VISIONÄR: A1-Zubringer als Projektzünder

Verkehr entflechten, Arbeitsplätze sichern, Stadtlücke schliessen und Zentren beleben – dies die Eckpfeiler, die Gemeinde- und Regierungsvertreter gestern Abend beim Informationsanlass präsentieren.

Rudolf Hirtl
Drucken
Teilen
Regierungsrat Marc Mächler am Rednerpult: «Ich hoffe, dass unser Vorschlag konstruktiv aufgenommen wird.» (Bild: Rudolf Hirtl)

Regierungsrat Marc Mächler am Rednerpult: «Ich hoffe, dass unser Vorschlag konstruktiv aufgenommen wird.» (Bild: Rudolf Hirtl)

Rudolf Hirtl

rudolf.hirtl@tagblatt.ch

Es ist eine illustre Gesellschaft, die gestern zur öffentlichen Informationsveranstaltung ins Würth-Haus in Rorschach lädt.
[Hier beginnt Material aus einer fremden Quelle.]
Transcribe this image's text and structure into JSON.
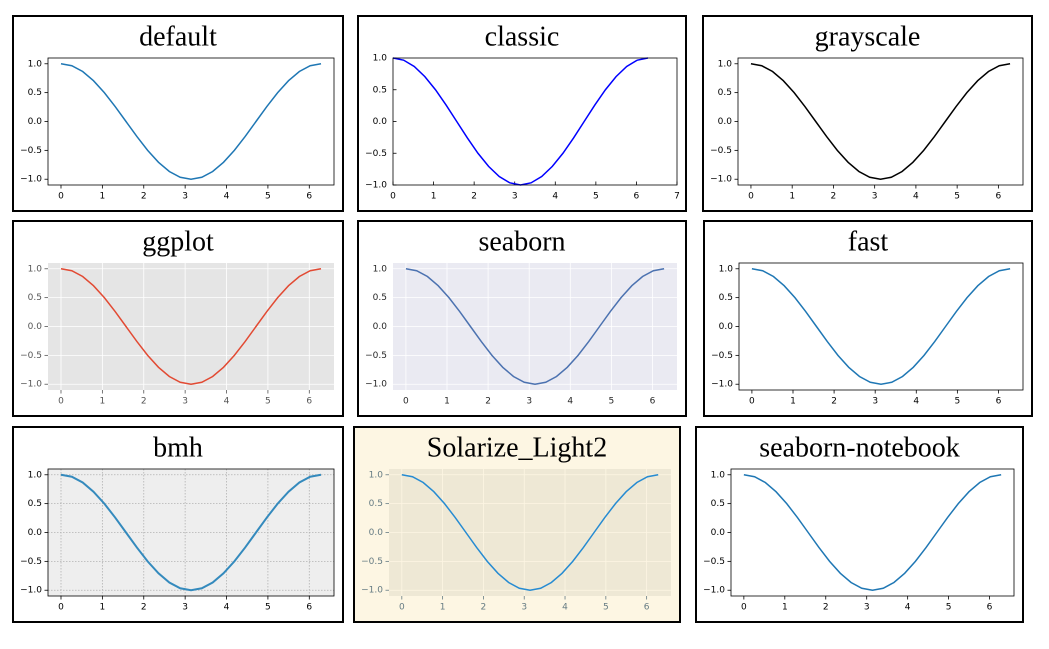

Neben Gastgeber und Stadtpräsident Thomas Müller sind nicht nur die Präsidenten der Nachbargemeinden Dominik Gemperli (Goldach) und Beat Hirs (Rorschacherberg) zugegen. Auch Regierungsrat Marc Mächler, Astra-Direktor Jürg Röthlisberger, Kantonsplaner Ueli Strauss, Marcel John, Leiter Kantonales Tiefbauamt, und Projektkoordinator Thomas Kieliger nutzen die Bühne, um den Masterplan für die «Stadt am See» zu präsentieren. Und dass die Themen Autobahnanschluss, Städtebau, Raumplanung, Verkehr und Zukunftsentwicklung interessieren, zeigt der Publikumsaufmarsch. Im 650-plätzigen Carmen-Würth-Saal bleiben nur wenige Stühle frei.

Die Ausgangslage ist klar. Die Stadt Rorschach und die Gemeinden Goldach und Rorschacherberg sind zusammengewachsen und bilden einen gemeinsamen Lebens- und Wirtschaftsraum. In Zukunft wird die Einwohnerzahl der Gemeinden am See weiter ansteigen, wodurch unter anderem auch das Bedürfnis nach mehr Mobilität und Lebensqualität steigen wird. Um dieser Entwicklung gerecht zu werden, haben die Verantwortlichen der drei Gemeinden mit dem Kanton St. Gallen Zukunftsbilder für die Bereiche Verkehr, Raumplanung, Städtebau und Wirtschaft entwickelt und in einem Masterplan zusammengefasst. Gemäss den Ausführungen von gestern Abend sieht dieser die Entflechtung des Verkehrs, die Sicherung von Arbeitsplätzen, das Schliessen von Stadtlücken und das Beleben der Zentren vor.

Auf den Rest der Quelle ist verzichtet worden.